A Matter of Conscience: Remembering Desegregation in Durham
By Rachel Revelle
I attended an event last night that made me very proud of the city of Durham. This year, 2013, marks 50 years since many significant events in the Civil Rights Movement, including the famous March on Washington in August and Martin Luther King’s “I have a dream” speech. It turns out Durham made significant progress with peaceful desegregation efforts in the spring of that year, ahead of the curve and avoiding some of the terrible violence that was erupting in other cities.

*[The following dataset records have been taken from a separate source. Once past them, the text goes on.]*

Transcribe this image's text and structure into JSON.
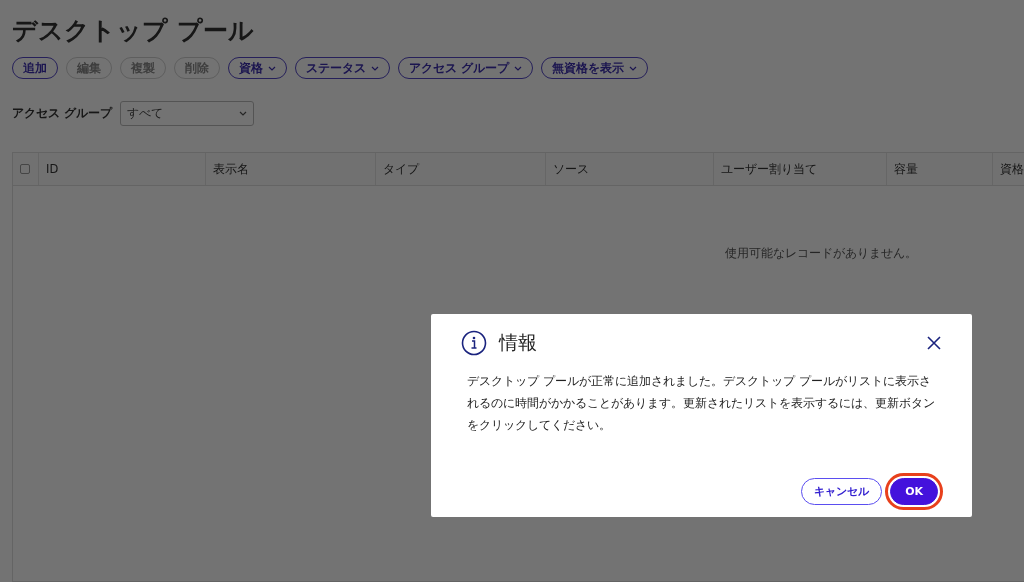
{
  "page": {
    "title": "デスクトップ プール"
  },
  "toolbar": [
    {
      "label": "追加",
      "kind": "action",
      "disabled": false
    },
    {
      "label": "編集",
      "kind": "action",
      "disabled": true
    },
    {
      "label": "複製",
      "kind": "action",
      "disabled": true
    },
    {
      "label": "削除",
      "kind": "action",
      "disabled": true
    },
    {
      "label": "資格",
      "kind": "menu",
      "disabled": false
    },
    {
      "label": "ステータス",
      "kind": "menu",
      "disabled": false
    },
    {
      "label": "アクセス グループ",
      "kind": "menu",
      "disabled": false
    },
    {
      "label": "無資格を表示",
      "kind": "menu",
      "disabled": false
    }
  ],
  "filter": {
    "label": "アクセス グループ",
    "value": "すべて"
  },
  "table": {
    "select_all": {
      "checked": false
    },
    "columns": [
      "ID",
      "表示名",
      "タイプ",
      "ソース",
      "ユーザー割り当て",
      "容量",
      "資格"
    ],
    "empty_message": "使用可能なレコードがありません。"
  },
  "dialog": {
    "title": "情報",
    "message": "デスクトップ プールが正常に追加されました。デスクトップ プールがリストに表示されるのに時間がかかることがあります。更新されたリストを表示するには、更新ボタンをクリックしてください。",
    "buttons": [
      {
        "label": "キャンセル",
        "kind": "secondary",
        "highlighted": false
      },
      {
        "label": "OK",
        "kind": "primary",
        "highlighted": true
      }
    ]
  }
}
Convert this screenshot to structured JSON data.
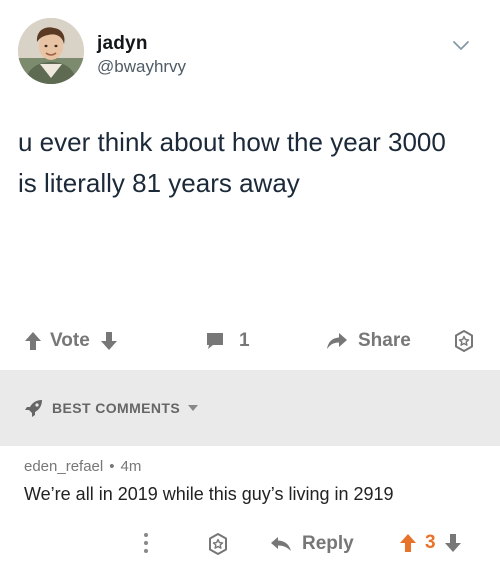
{
  "tweet": {
    "display_name": "jadyn",
    "handle": "@bwayhrvy",
    "text_line1": "u ever think about how the year 3000",
    "text_line2": "is literally 81 years away",
    "icons": {
      "avatar": "profile-photo",
      "menu": "chevron-down-icon"
    }
  },
  "actions": {
    "vote_label": "Vote",
    "comment_count": "1",
    "share_label": "Share",
    "icons": [
      "arrow-up-icon",
      "arrow-down-icon",
      "comment-bubble-icon",
      "share-arrow-icon",
      "star-badge-icon"
    ]
  },
  "best_comments": {
    "label": "BEST COMMENTS",
    "icons": [
      "rocket-icon",
      "caret-down-icon"
    ]
  },
  "comment": {
    "author": "eden_refael",
    "separator": "•",
    "age": "4m",
    "text": "We’re all in 2019 while this guy’s living in 2919",
    "reply_label": "Reply",
    "score": "3",
    "score_color": "#e8732a",
    "icons": [
      "more-vertical-icon",
      "star-badge-icon",
      "reply-arrow-icon",
      "arrow-up-icon",
      "arrow-down-icon"
    ]
  },
  "colors": {
    "background": "#ffffff",
    "best_bar": "#eaeaea",
    "muted_text": "#777777",
    "upvote_active": "#e8732a"
  }
}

My church hosted an evening with Wense Grabarek, who was elected mayor of Durham on May 18, 1963. We watched a half hour interview with Mayor Grabarek that will air on WTVD on May 25 at 1:00pm, and which is also available on YouTube. He had to jump right into the issue of desegregation when, on May 19, he faced a riot situation in front of the Durham County jail and courthouse. After calmly diffusing that episode, he followed up on his promise to address the community’s civil rights concerns, immediately forming a Durham Interim Committee of civic and business leaders.

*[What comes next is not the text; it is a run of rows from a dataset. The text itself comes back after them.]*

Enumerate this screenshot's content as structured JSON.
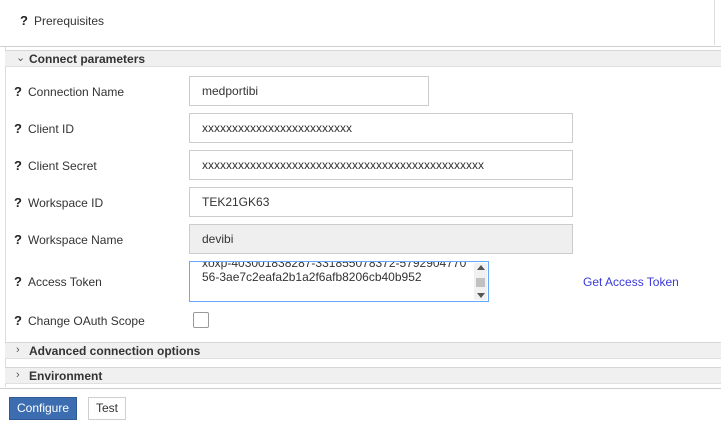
{
  "prerequisites": {
    "label": "Prerequisites"
  },
  "sections": {
    "connect": {
      "title": "Connect parameters"
    },
    "advanced": {
      "title": "Advanced connection options"
    },
    "environment": {
      "title": "Environment"
    }
  },
  "help_glyph": "?",
  "fields": {
    "connection_name": {
      "label": "Connection Name",
      "value": "medportibi"
    },
    "client_id": {
      "label": "Client ID",
      "value": "xxxxxxxxxxxxxxxxxxxxxxxxx"
    },
    "client_secret": {
      "label": "Client Secret",
      "value": "xxxxxxxxxxxxxxxxxxxxxxxxxxxxxxxxxxxxxxxxxxxxxxx"
    },
    "workspace_id": {
      "label": "Workspace ID",
      "value": "TEK21GK63"
    },
    "workspace_name": {
      "label": "Workspace Name",
      "value": "devibi"
    },
    "access_token": {
      "label": "Access Token",
      "value": "xoxp-403001838287-331855078372-579290477056-3ae7c2eafa2b1a2f6afb8206cb40b952"
    },
    "change_oauth_scope": {
      "label": "Change OAuth Scope",
      "checked": false
    }
  },
  "get_access_token": {
    "label": "Get Access Token"
  },
  "buttons": {
    "configure": "Configure",
    "test": "Test"
  },
  "colors": {
    "primary": "#3c6db0",
    "link": "#3a3ad6",
    "focus_border": "#66aaff"
  }
}
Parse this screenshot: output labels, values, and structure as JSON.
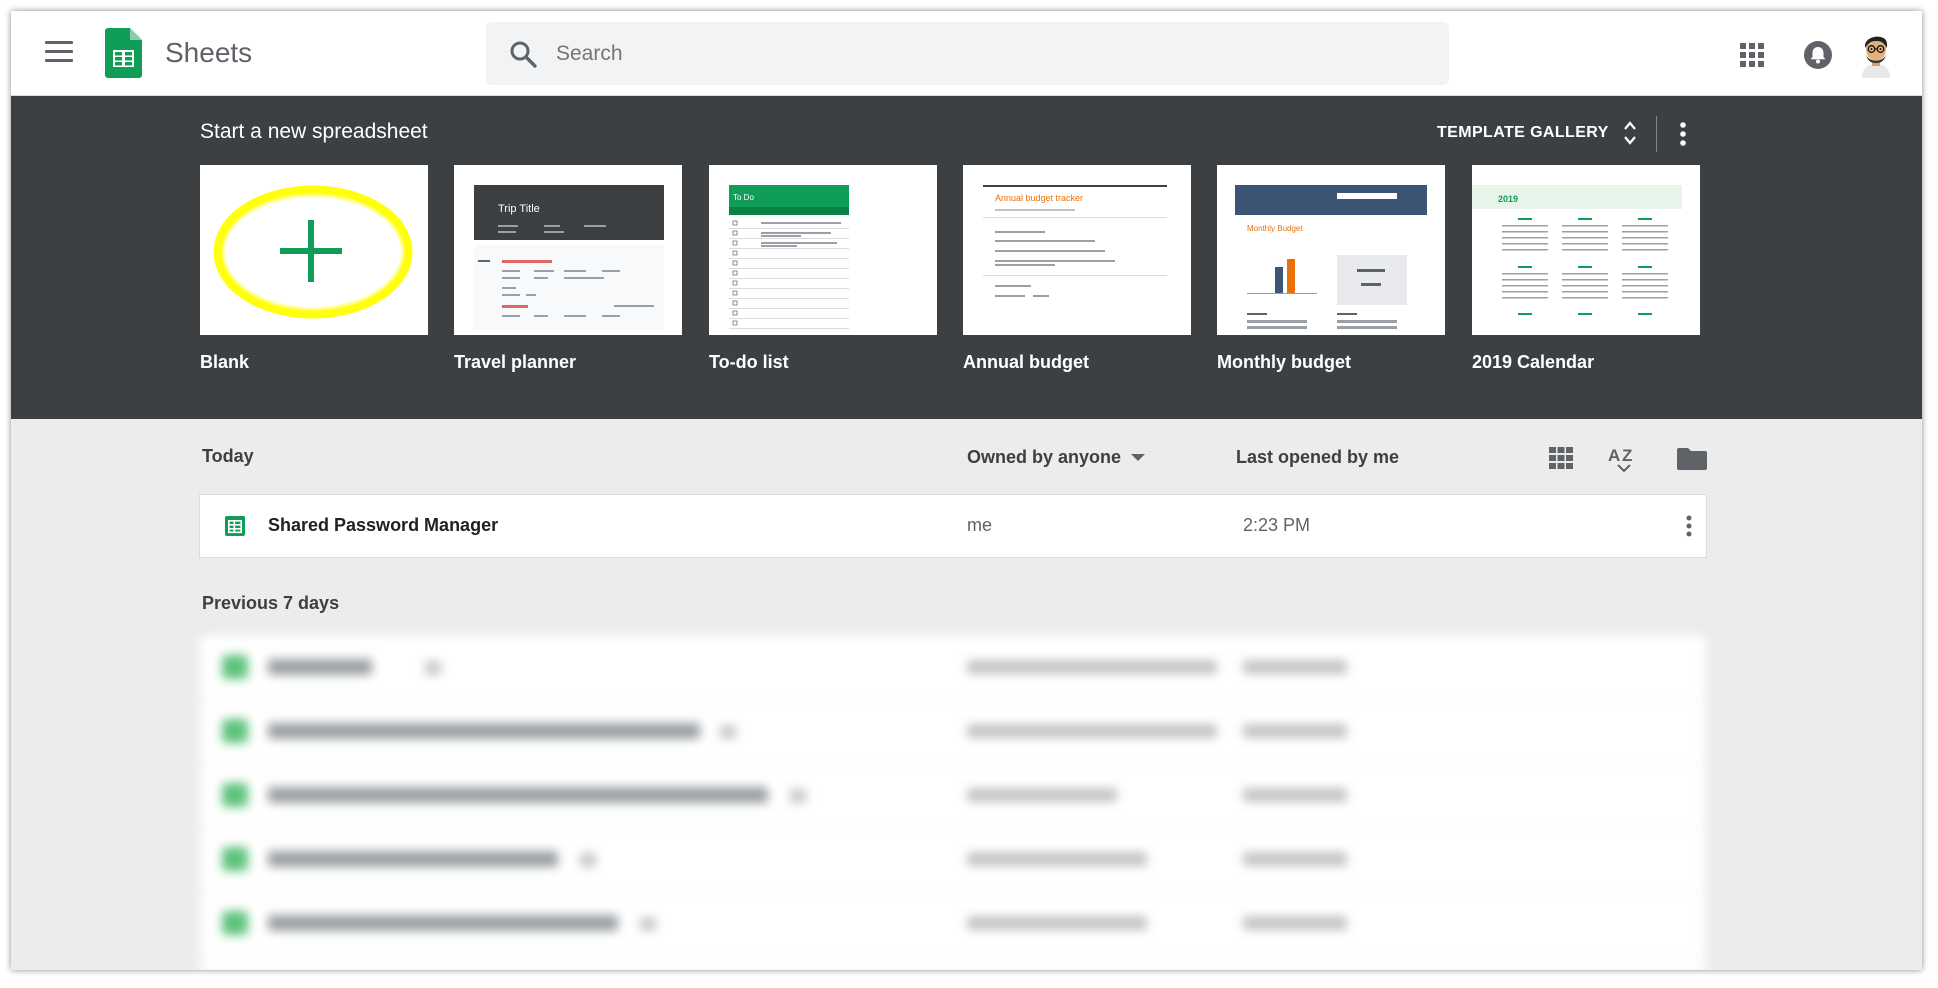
{
  "app": {
    "title": "Sheets"
  },
  "search": {
    "placeholder": "Search"
  },
  "templates": {
    "heading": "Start a new spreadsheet",
    "gallery_label": "TEMPLATE GALLERY",
    "items": [
      {
        "label": "Blank"
      },
      {
        "label": "Travel planner",
        "thumb_title": "Trip Title"
      },
      {
        "label": "To-do list",
        "thumb_title": "To Do"
      },
      {
        "label": "Annual budget",
        "thumb_title": "Annual budget tracker"
      },
      {
        "label": "Monthly budget",
        "thumb_title": "Monthly Budget"
      },
      {
        "label": "2019 Calendar",
        "thumb_title": "2019"
      }
    ]
  },
  "list": {
    "today_heading": "Today",
    "owner_filter": "Owned by anyone",
    "sort_label": "Last opened by me",
    "previous_heading": "Previous 7 days",
    "files_today": [
      {
        "name": "Shared Password Manager",
        "owner": "me",
        "opened": "2:23 PM"
      }
    ]
  },
  "colors": {
    "accent": "#0f9d58",
    "band": "#3c4043",
    "highlight": "#ffff00"
  }
}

With what seems to be professionalism and respect, community members had conversations with one another, considered whether change needed to be made, and if so, how to go about making changes effectively and peacefully. In the course of literally weeks, the city of Durham voluntarily desegregated restaurants, hotels, and other businesses, more than a year before the Civil Rights Act of 1964.

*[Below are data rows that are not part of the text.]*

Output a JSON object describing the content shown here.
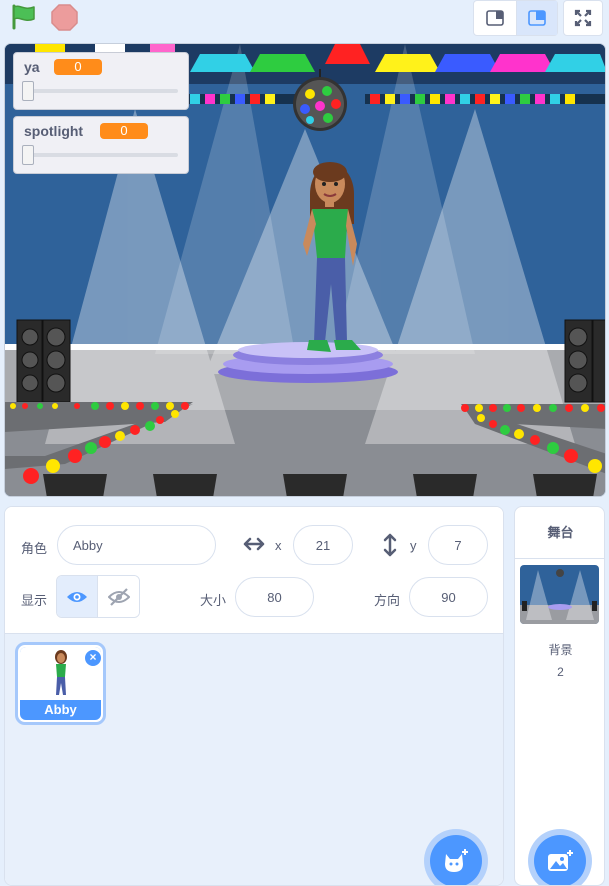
{
  "controls": {
    "flag": "green-flag-icon",
    "stop": "stop-icon",
    "small_stage": "small-stage-icon",
    "normal_stage": "normal-stage-icon",
    "fullscreen": "fullscreen-icon"
  },
  "monitors": [
    {
      "label": "ya",
      "value": "0"
    },
    {
      "label": "spotlight",
      "value": "0"
    }
  ],
  "sprite_info": {
    "sprite_label": "角色",
    "sprite_name": "Abby",
    "x_label": "x",
    "x_value": "21",
    "y_label": "y",
    "y_value": "7",
    "show_label": "显示",
    "size_label": "大小",
    "size_value": "80",
    "direction_label": "方向",
    "direction_value": "90"
  },
  "sprites": [
    {
      "name": "Abby",
      "selected": true,
      "delete": "×"
    }
  ],
  "stage_panel": {
    "title": "舞台",
    "backdrops_label": "背景",
    "backdrop_count": "2"
  },
  "colors": {
    "accent": "#4c97ff",
    "monitor_value": "#ff8c1a",
    "panel_bg": "#e5effc"
  }
}
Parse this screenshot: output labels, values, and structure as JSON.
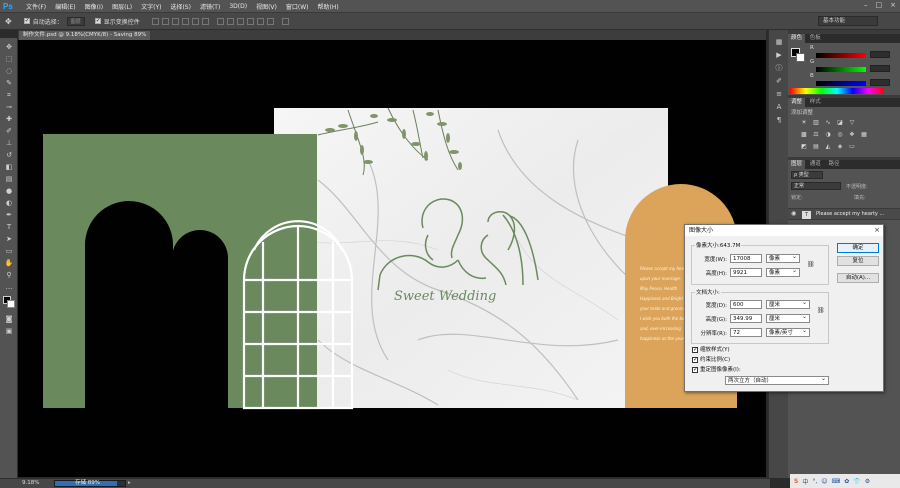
{
  "app": {
    "logo": "Ps"
  },
  "menu": [
    "文件(F)",
    "编辑(E)",
    "图像(I)",
    "图层(L)",
    "文字(Y)",
    "选择(S)",
    "滤镜(T)",
    "3D(D)",
    "视图(V)",
    "窗口(W)",
    "帮助(H)"
  ],
  "window_controls": [
    "–",
    "□",
    "×"
  ],
  "options": {
    "auto_select_label": "自动选择：",
    "auto_select_target": "图层",
    "show_transform_label": "显示变换控件",
    "workspace": "基本功能"
  },
  "document": {
    "tab_title": "制作文件.psd @ 9.18%(CMYK/8) - Saving 89%"
  },
  "status": {
    "zoom": "9.18%",
    "progress_label": "存储 89%",
    "progress": 0.89
  },
  "panels": {
    "color_tabs": [
      "颜色",
      "色板"
    ],
    "color_channels": [
      "R",
      "G",
      "B"
    ],
    "adjust_tabs": [
      "调整",
      "样式"
    ],
    "adjust_title": "添加调整",
    "layer_tabs": [
      "图层",
      "通道",
      "路径"
    ],
    "layer_filter": "ρ 类型",
    "blend_mode": "正常",
    "opacity_label": "不透明度:",
    "lock_label": "锁定:",
    "fill_label": "填充:",
    "layer_name": "Please accept my hearty ..."
  },
  "canvas": {
    "wedding_text": "Sweet Wedding",
    "orange_text_lines": [
      "Please accept my hear",
      "upon your marriage.",
      "May Peace, Health",
      "Happiness and Bright",
      "your bride and groom",
      "I wish you both the be",
      "and, ever-increasing",
      "happiness as the years"
    ]
  },
  "dialog": {
    "title": "图像大小",
    "close": "×",
    "pixel_dims_label": "像素大小:643.7M",
    "width_label": "宽度(W):",
    "width_px": "17008",
    "height_label": "高度(H):",
    "height_px": "9921",
    "pixel_unit": "像素",
    "doc_size_label": "文档大小:",
    "doc_width_label": "宽度(D):",
    "doc_width": "600",
    "doc_height_label": "高度(G):",
    "doc_height": "349.99",
    "cm_unit": "厘米",
    "resolution_label": "分辨率(R):",
    "resolution": "72",
    "resolution_unit": "像素/英寸",
    "ok": "确定",
    "reset": "复位",
    "auto": "自动(A)...",
    "scale_styles": "缩放样式(Y)",
    "constrain": "约束比例(C)",
    "resample": "重定图像像素(I):",
    "resample_method": "两次立方（自动）"
  },
  "tray": [
    "S",
    "中",
    "°,",
    "☺",
    "⌨",
    "✿",
    "👕",
    "⚙"
  ]
}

Mayor Grabarek shared his reflections that appeared in the Durham newspaper on June 5, 1963:
I believe most of you will agree with me that the days of inaction are past. Time is here for us to reexamine our moral, social and economic consciences in the light of present day conditions and circumstances. When we do this, we think in terms far greater than ourselves as individuals. We think in terms of our fellow man, our immediate community, our state, our country, and our God.
One of his repeated claims about this period was that conscience brought people together. In a beautiful concluding remark, he says “our diverse togetherness gave light to our soul, and identified Durham as to who we really are.”
This insight into our local history is particularly relevant considering the simultaneous 50th anniversary of Duke’s desegregation. We should take this opportunity to think about who we really are as a community 50 years later as well – what are our matters of conscience today?